Thanks Alejandro, that's very kind :)

Menelaos Symeonides said...

I take it that these endosymbionts live in the insect gut. How can LGT be an explanation for the gene loss in the bacteria and the AS gene in the insect unless the endosymbionts live in or near the reproductive organs? Wouldn't LGT have to take place in the germline for this to be meaningful?

Also, did you ever have a look at human (or mammalian) endosymbionts in terms of ORF count or LGT possibility? I remember a TED talk about how we have essentially been domesticated by bacteria (you can view it that way considering the number of bacteria outnumbers the number of "human" cells in a human body by orders of magnitude) and have been meaning to find out more about it. Obviously we are talking about gut microbes here so the germline transmission problem is still there but I'm sure we have some endosymbionts where it could happen?

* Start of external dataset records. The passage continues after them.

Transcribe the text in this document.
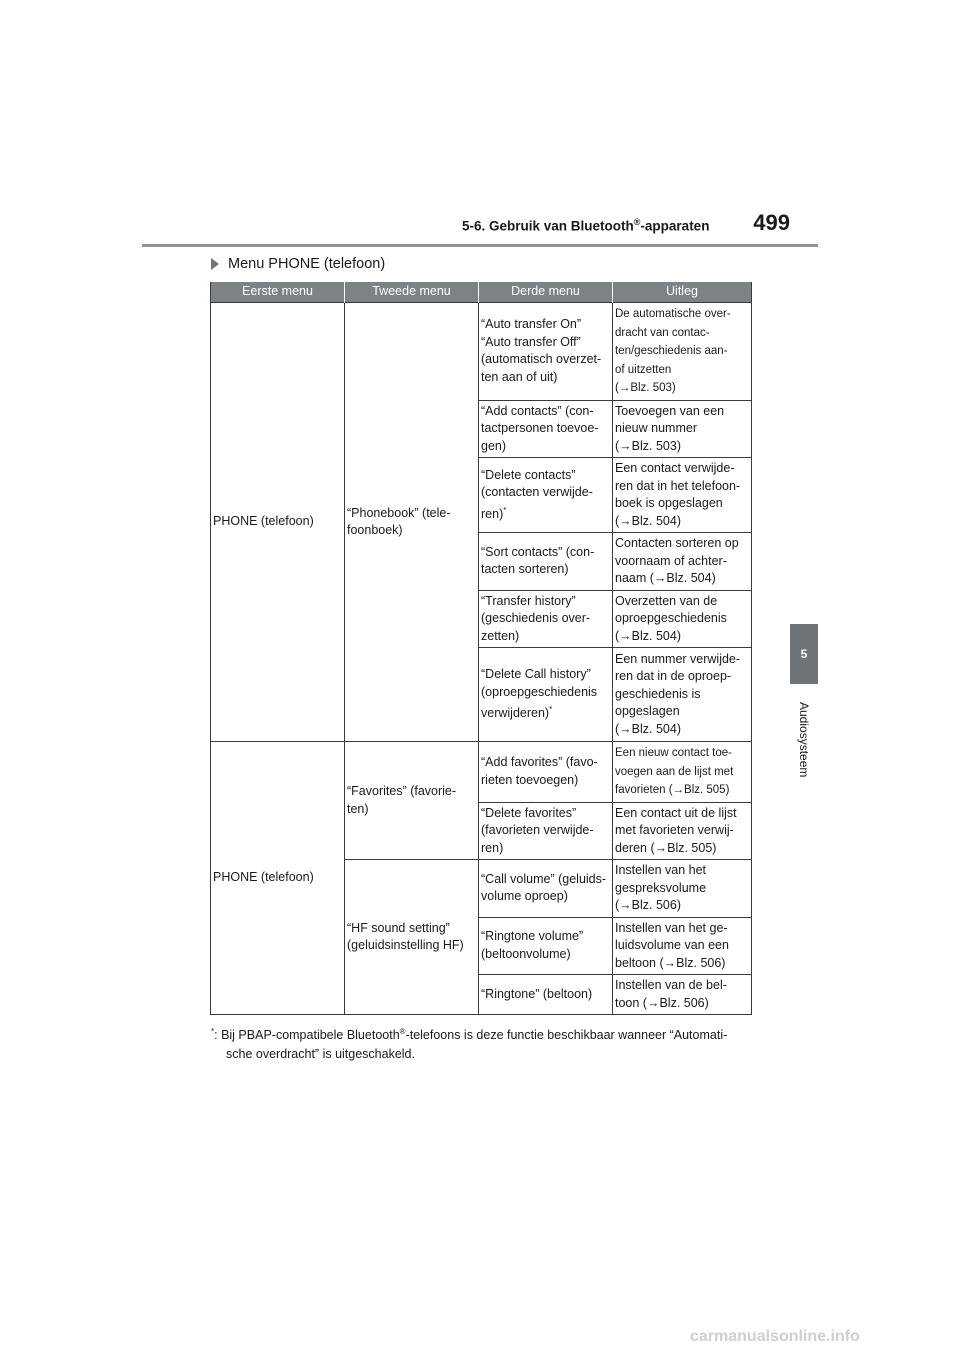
5-6. Gebruik van Bluetooth®-apparaten	499
5
Audiosysteem
Menu PHONE (telefoon)
Eerste menu	Tweede menu	Derde menu	Uitleg
PHONE (telefoon)	“Phonebook” (tele-
foonboek)	“Auto transfer On”
“Auto transfer Off”
(automatisch overzet-
ten aan of uit)	De automatische over-
dracht van contac-
ten/geschiedenis aan-
of uitzetten
(→Blz. 503)
		“Add contacts” (con-
tactpersonen toevoe-
gen)	Toevoegen van een
nieuw nummer
(→Blz. 503)
		“Delete contacts”
(contacten verwijde-
ren)*	Een contact verwijde-
ren dat in het telefoon-
boek is opgeslagen
(→Blz. 504)
		“Sort contacts” (con-
tacten sorteren)	Contacten sorteren op
voornaam of achter-
naam (→Blz. 504)
		“Transfer history”
(geschiedenis over-
zetten)	Overzetten van de
oproepgeschiedenis
(→Blz. 504)
		“Delete Call history”
(oproepgeschiedenis
verwijderen)*	Een nummer verwijde-
ren dat in de oproep-
geschiedenis is
opgeslagen
(→Blz. 504)
PHONE (telefoon)	“Favorites” (favorie-
ten)	“Add favorites” (favo-
rieten toevoegen)	Een nieuw contact toe-
voegen aan de lijst met
favorieten (→Blz. 505)
		“Delete favorites”
(favorieten verwijde-
ren)	Een contact uit de lijst
met favorieten verwij-
deren (→Blz. 505)
	“HF sound setting”
(geluidsinstelling HF)	“Call volume” (geluids-
volume oproep)	Instellen van het
gespreksvolume
(→Blz. 506)
		“Ringtone volume”
(beltoonvolume)	Instellen van het ge-
luidsvolume van een
beltoon (→Blz. 506)
		“Ringtone” (beltoon)	Instellen van de bel-
toon (→Blz. 506)
*: Bij PBAP-compatibele Bluetooth®-telefoons is deze functie beschikbaar wanneer “Automati-
sche overdracht” is uitgeschakeld.
carmanualsonline.info
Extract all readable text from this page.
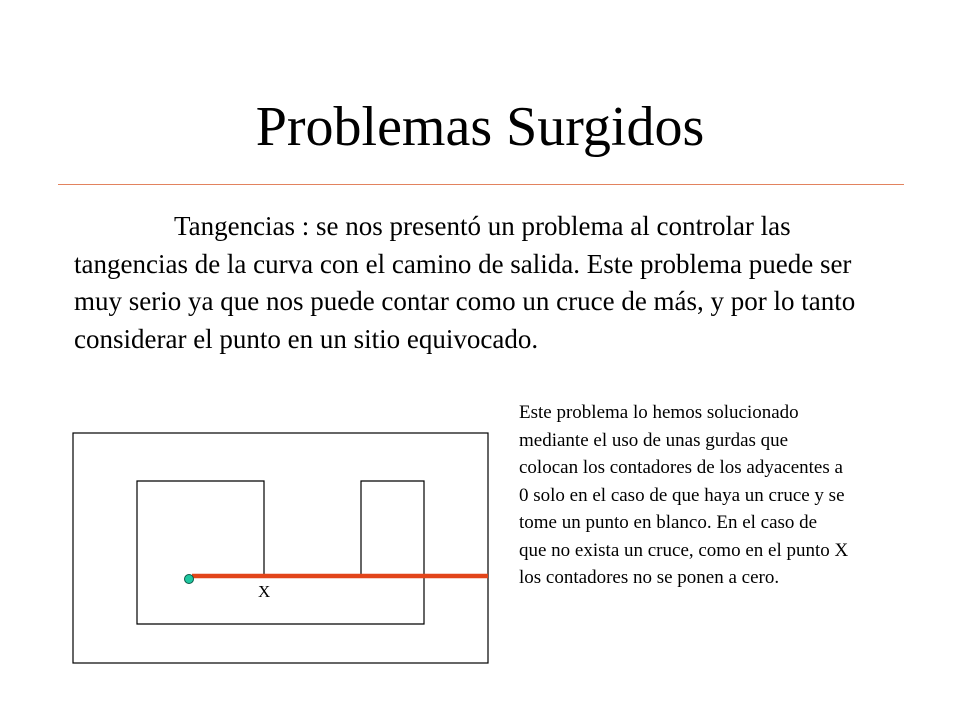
Problemas Surgidos

Tangencias : se nos presentó un problema al controlar las tangencias de la curva con el camino de salida. Este problema puede ser muy serio ya que nos puede contar como un cruce de más, y por lo tanto considerar el punto en un sitio equivocado.

X

Este problema lo hemos solucionado mediante el uso de unas gurdas que colocan los contadores de los adyacentes a 0 solo en el caso de que haya un cruce y se tome un punto en blanco. En el caso de que no exista un cruce, como en el punto X los contadores no se ponen a cero.
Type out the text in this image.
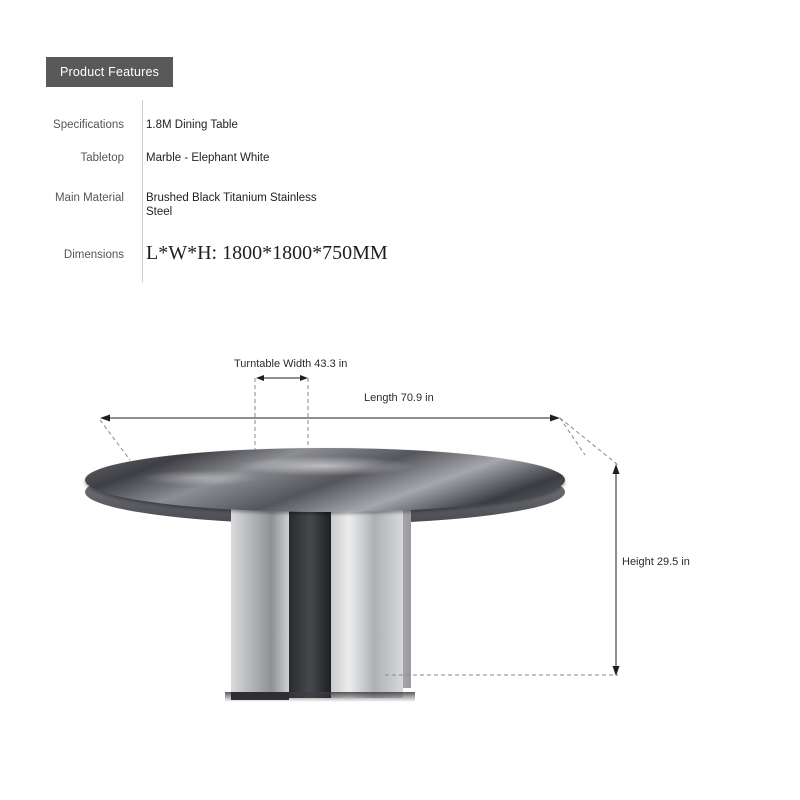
Product Features
Specifications 1.8M Dining Table
Tabletop Marble - Elephant White
Main Material Brushed Black Titanium Stainless Steel
Dimensions L*W*H: 1800*1800*750MM
Turntable Width 43.3 in
Length 70.9 in
Height 29.5 in
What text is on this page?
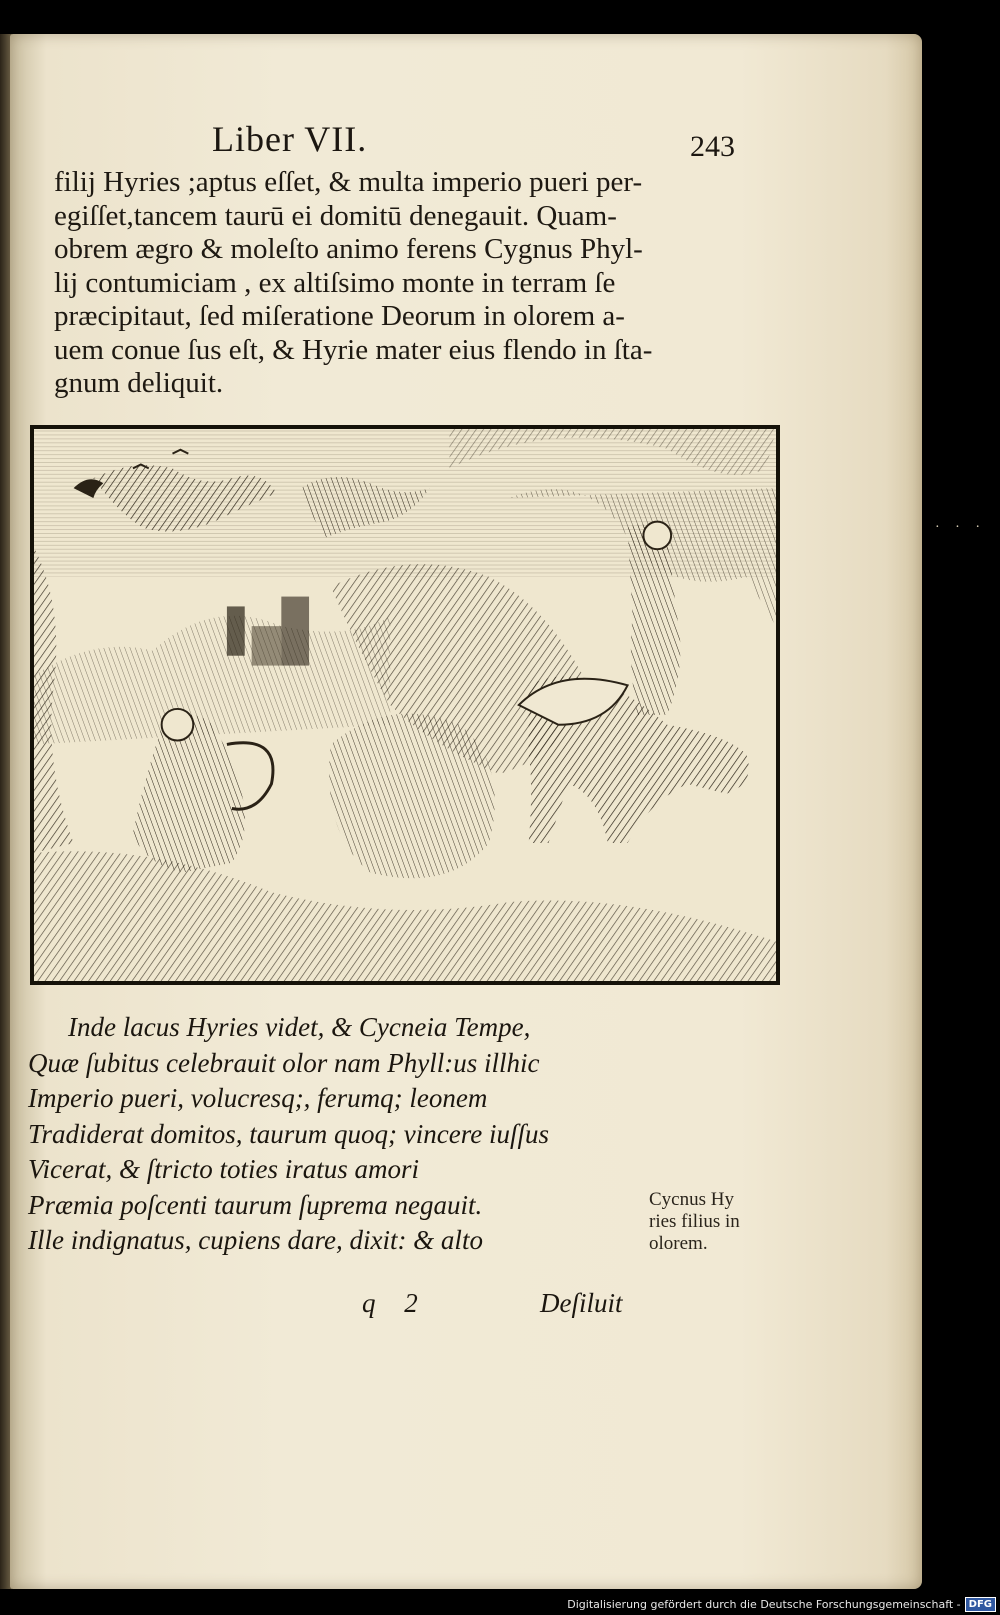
Liber VII.	243
filij Hyries ;aptus eſſet, & multa imperio pueri per-
egiſſet,tancem taurū ei domitū denegauit. Quam-
obrem ægro & moleſto animo ferens Cygnus Phyl-
lij contumiciam , ex altiſsimo monte in terram ſe
præcipitaut, ſed miſeratione Deorum in olorem a-
uem conue ſus eſt, & Hyrie mater eius flendo in ſta-
gnum deliquit.
Inde lacus Hyries videt, & Cycneia Tempe,
Quæ ſubitus celebrauit olor nam Phyll:us illhic
Imperio pueri, volucresq;, ferumq; leonem
Tradiderat domitos, taurum quoq; vincere iuſſus
Vicerat, & ſtricto toties iratus amori
Præmia poſcenti taurum ſuprema negauit.
Ille indignatus, cupiens dare, dixit: & alto
Cycnus Hy
ries filius in
olorem.
q 2	Deſiluit
· · ·
Digitalisierung gefördert durch die Deutsche Forschungsgemeinschaft - DFG
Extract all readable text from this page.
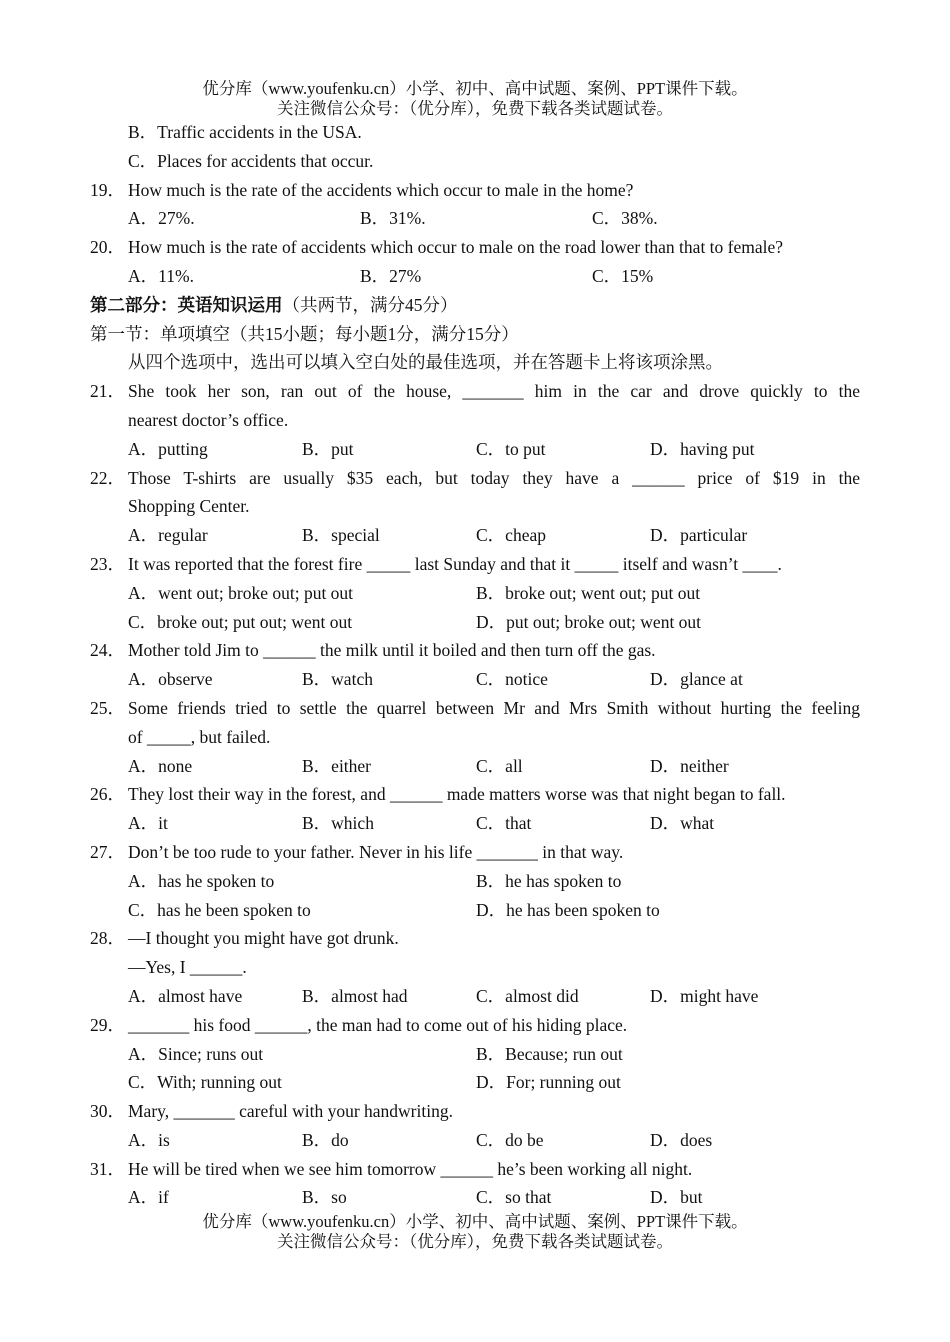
优分库（www.youfenku.cn）小学、初中、高中试题、案例、PPT课件下载。
关注微信公众号：（优分库），免费下载各类试题试卷。
B．Traffic accidents in the USA.
C．Places for accidents that occur.
19． How much is the rate of the accidents which occur to male in the home?
A．27%.	B．31%.	C．38%.
20． How much is the rate of accidents which occur to male on the road lower than that to female?
A．11%.	B．27%	C．15%
第二部分：英语知识运用（共两节，满分45分）
第一节：单项填空（共15小题；每小题1分，满分15分）
从四个选项中，选出可以填入空白处的最佳选项，并在答题卡上将该项涂黑。
21． She took her son, ran out of the house, _______ him in the car and drove quickly to the
nearest doctor’s office.
A．putting	B．put	C．to put	D．having put
22． Those T-shirts are usually $35 each, but today they have a ______ price of $19 in the
Shopping Center.
A．regular	B．special	C．cheap	D．particular
23． It was reported that the forest fire _____ last Sunday and that it _____ itself and wasn’t ____.
A．went out; broke out; put out	B．broke out; went out; put out
C．broke out; put out; went out	D．put out; broke out; went out
24． Mother told Jim to ______ the milk until it boiled and then turn off the gas.
A．observe	B．watch	C．notice	D．glance at
25． Some friends tried to settle the quarrel between Mr and Mrs Smith without hurting the feeling
of _____, but failed.
A．none	B．either	C．all	D．neither
26． They lost their way in the forest, and ______ made matters worse was that night began to fall.
A．it	B．which	C．that	D．what
27． Don’t be too rude to your father. Never in his life _______ in that way.
A．has he spoken to	B．he has spoken to
C．has he been spoken to	D．he has been spoken to
28． —I thought you might have got drunk.
—Yes, I ______.
A．almost have	B．almost had	C．almost did	D．might have
29． _______ his food ______, the man had to come out of his hiding place.
A．Since; runs out	B．Because; run out
C．With; running out	D．For; running out
30． Mary, _______ careful with your handwriting.
A．is	B．do	C．do be	D．does
31． He will be tired when we see him tomorrow ______ he’s been working all night.
A．if	B．so	C．so that	D．but
优分库（www.youfenku.cn）小学、初中、高中试题、案例、PPT课件下载。
关注微信公众号：（优分库），免费下载各类试题试卷。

Fascinating post, btw, and quite an honour to be featured on MolBio Research Highlights!

Joseph Boyle said...

C. ruddii cells are actually stored in a specialised organ called the bacteriome which is placed between the alimentary canal and the gonads of the psyllid. Psyllids only reproduce sexually and, before they do, endosymbiont cells travel from the bacteriome to the oocyte, which carries them onto the next generation. EMs seem to show that during this process the bacteria are actively taken up by the follicle cell via phagocytosis, demonstrating the extent of coevolution between the two organisms. This seems like the most opportune point in the life cycle for LGT to take place.

So it's quite different from the gut symbiosis in humans, since we only acquire our bacteria during and after birth if I remember correctly. I remember at least one study claiming that the human genome contains bacterial genes. This was based on the fact that some genes are found in humans and bacteria but not in any other eukaryotes. I don't have much paper access at the moment unfortunately so I can't say whether they did an exhaustive search of eukaryotic genomes...

Unfortunately the final year Immunology module didn't go into human endosymbionts as much as I'd hoped so I still don't know a great deal about them. My project for next year is examining a family of proteins that may regulate those types of bacteria though, so I'll hopefully be learning a lot more :)

Your blog pictures look really cool btw, especially the beach. I hope you have a good time over there.